In the aftermath of the Capitol riot, the House of Representatives joined together on the House floor of the Capitol Wednesday to hold a trial to impeach President Trump.
With the lawmakers’ late afternoon vote - 232 yea, 197 nay - Trump became the first president in American history to be impeached twice.
The charge? Incitement of insurrection.
However, democrats hoping to remove President Donald Trump from office prior to the end of his term will not see their dreams come true, thanks to Senate Majority Leader Mitch McConnell.
McConnell’s office reportedly will not agree to reconvene the Senate before the inauguration of president-elect Joe Biden.
McConnell noted in a memo last week that, for an impeachment trial to begin before Trump leaves office, there would need to be a unanimous consent from senators to reconvene before they are scheduled to return to Washington on January 19, BizPacReview reports.
“It would require the consent of all 100 senators to conduct any business of any kind during the scheduled pro forma sessions prior to January 19,” McConnell’s memo said.
“The Senate trial would therefore begin after President Trump’s term has expired - either one hour after its expiration on Jan. 20 or twenty-five hours after its expiration on Jan. 21,” the memo added.
Despite all efforts by the left to tarnish Trump’s legacy and cut his term short, a former federal judge insists that the Senate has no constitutional authority to impeach him once he leaves office.
Ex-U.S. Court of Appeals Judge J. Michael Luttig - who worked in the Reagan and G.W. Bush administrations - urged that this impeachment may be a game of politics.
“Once Trump’s term ends on January 20, Congress loses its constitutional authority to continue impeachment proceedings against him - even if the House has already approved articles of impeachment,” Luttig wrote.
“Therefore, if the House of Representatives were to impeach the president before he leaves office, the Senate could not thereafter convict the former president and disqualify him under the Constitution from future public office,” he added.
“The reason for this is found in the Constitution itself.
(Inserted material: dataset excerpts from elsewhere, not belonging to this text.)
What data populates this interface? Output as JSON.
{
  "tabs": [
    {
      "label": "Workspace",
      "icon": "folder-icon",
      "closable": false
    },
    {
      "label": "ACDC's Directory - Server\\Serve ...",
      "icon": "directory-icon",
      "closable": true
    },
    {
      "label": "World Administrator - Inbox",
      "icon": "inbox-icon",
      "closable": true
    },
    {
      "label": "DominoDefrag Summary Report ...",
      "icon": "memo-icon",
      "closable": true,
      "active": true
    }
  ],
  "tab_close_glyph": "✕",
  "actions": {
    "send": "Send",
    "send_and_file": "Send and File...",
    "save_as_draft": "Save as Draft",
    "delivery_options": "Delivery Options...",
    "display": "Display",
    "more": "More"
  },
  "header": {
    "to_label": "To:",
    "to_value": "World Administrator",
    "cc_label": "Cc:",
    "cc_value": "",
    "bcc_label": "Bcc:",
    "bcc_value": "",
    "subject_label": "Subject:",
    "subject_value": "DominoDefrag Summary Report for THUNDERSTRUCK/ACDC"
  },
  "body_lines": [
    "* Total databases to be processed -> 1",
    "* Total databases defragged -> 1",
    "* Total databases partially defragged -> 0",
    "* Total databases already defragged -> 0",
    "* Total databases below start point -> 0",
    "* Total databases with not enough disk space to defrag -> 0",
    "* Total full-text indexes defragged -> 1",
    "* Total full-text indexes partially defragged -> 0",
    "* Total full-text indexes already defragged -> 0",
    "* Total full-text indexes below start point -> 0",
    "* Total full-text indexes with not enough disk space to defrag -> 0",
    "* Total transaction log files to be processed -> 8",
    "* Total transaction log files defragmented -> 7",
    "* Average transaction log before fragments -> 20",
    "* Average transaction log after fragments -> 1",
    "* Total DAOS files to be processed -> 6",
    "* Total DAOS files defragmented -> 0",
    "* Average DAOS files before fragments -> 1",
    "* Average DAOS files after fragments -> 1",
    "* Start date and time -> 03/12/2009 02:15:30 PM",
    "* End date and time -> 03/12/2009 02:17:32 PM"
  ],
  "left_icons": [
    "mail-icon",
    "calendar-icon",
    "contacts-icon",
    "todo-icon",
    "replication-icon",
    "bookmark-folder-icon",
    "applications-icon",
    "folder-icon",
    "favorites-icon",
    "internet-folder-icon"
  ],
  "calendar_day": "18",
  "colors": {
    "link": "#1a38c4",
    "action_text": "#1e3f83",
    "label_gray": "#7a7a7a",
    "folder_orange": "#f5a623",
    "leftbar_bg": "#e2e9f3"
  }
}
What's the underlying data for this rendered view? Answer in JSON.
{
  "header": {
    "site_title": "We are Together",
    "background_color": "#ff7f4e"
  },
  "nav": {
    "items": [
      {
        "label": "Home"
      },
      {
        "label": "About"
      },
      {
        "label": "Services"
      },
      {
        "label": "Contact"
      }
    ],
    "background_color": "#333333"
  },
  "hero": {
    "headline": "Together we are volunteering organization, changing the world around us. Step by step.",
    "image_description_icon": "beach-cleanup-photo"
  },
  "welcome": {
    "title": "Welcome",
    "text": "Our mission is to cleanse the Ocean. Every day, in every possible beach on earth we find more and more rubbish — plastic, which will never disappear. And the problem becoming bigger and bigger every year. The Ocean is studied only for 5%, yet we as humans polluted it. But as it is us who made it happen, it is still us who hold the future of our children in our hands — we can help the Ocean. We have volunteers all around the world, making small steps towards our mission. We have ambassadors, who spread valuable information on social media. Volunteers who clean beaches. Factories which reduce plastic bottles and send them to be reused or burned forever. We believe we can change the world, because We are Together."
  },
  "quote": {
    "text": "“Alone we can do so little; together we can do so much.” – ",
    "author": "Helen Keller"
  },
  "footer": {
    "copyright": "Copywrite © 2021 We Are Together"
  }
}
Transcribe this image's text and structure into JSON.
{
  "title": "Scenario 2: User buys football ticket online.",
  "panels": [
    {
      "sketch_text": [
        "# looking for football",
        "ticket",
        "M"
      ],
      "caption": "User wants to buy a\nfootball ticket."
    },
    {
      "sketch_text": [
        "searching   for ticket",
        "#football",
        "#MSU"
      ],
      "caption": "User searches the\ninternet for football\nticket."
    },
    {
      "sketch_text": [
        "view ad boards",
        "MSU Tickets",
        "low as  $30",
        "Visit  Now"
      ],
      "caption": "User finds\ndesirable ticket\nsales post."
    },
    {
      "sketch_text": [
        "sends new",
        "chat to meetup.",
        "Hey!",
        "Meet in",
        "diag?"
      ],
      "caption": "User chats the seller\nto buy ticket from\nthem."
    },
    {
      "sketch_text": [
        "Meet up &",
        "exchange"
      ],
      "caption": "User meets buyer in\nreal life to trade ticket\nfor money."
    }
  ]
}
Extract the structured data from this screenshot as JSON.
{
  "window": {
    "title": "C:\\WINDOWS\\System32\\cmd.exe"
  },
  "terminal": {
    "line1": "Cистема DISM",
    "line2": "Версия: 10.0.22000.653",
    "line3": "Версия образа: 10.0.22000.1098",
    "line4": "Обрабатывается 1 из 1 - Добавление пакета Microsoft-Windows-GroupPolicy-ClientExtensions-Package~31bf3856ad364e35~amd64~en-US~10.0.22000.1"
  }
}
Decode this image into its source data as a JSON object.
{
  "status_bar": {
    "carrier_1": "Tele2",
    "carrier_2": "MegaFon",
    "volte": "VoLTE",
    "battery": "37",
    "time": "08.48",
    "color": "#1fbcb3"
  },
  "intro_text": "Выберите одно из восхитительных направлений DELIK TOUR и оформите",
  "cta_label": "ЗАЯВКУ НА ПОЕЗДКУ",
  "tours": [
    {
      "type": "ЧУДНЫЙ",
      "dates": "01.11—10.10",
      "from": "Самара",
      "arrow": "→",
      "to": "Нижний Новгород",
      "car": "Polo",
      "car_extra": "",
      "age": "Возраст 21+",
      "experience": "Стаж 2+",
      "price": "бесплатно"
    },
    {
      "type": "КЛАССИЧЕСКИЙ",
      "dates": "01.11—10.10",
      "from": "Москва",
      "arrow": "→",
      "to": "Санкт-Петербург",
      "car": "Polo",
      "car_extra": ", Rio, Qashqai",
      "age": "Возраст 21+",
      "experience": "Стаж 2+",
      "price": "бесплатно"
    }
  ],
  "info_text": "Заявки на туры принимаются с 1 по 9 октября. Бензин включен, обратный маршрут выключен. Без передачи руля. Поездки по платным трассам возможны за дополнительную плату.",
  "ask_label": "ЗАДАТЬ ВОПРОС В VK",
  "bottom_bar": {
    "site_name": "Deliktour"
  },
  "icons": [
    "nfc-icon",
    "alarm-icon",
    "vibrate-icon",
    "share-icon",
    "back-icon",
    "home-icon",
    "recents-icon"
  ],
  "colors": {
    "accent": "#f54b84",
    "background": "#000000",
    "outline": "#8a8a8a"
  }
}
Trump would no longer be an incumbent in the office of the President at the time of the delayed Senate proceeding, and would no longer be subject to ‘impeachment conviction’ by the Senate, under the Constitution’s Impeachment Clauses. Which is to say that the Senate’s only power under the Constitution is to convict – or not – an incumbent president,” he said, citing Article 1, Section 3, and Article II, Section 4.
Congress has no power to impeach or try a private citizen, which Trump would be following the inauguration of Joe Biden.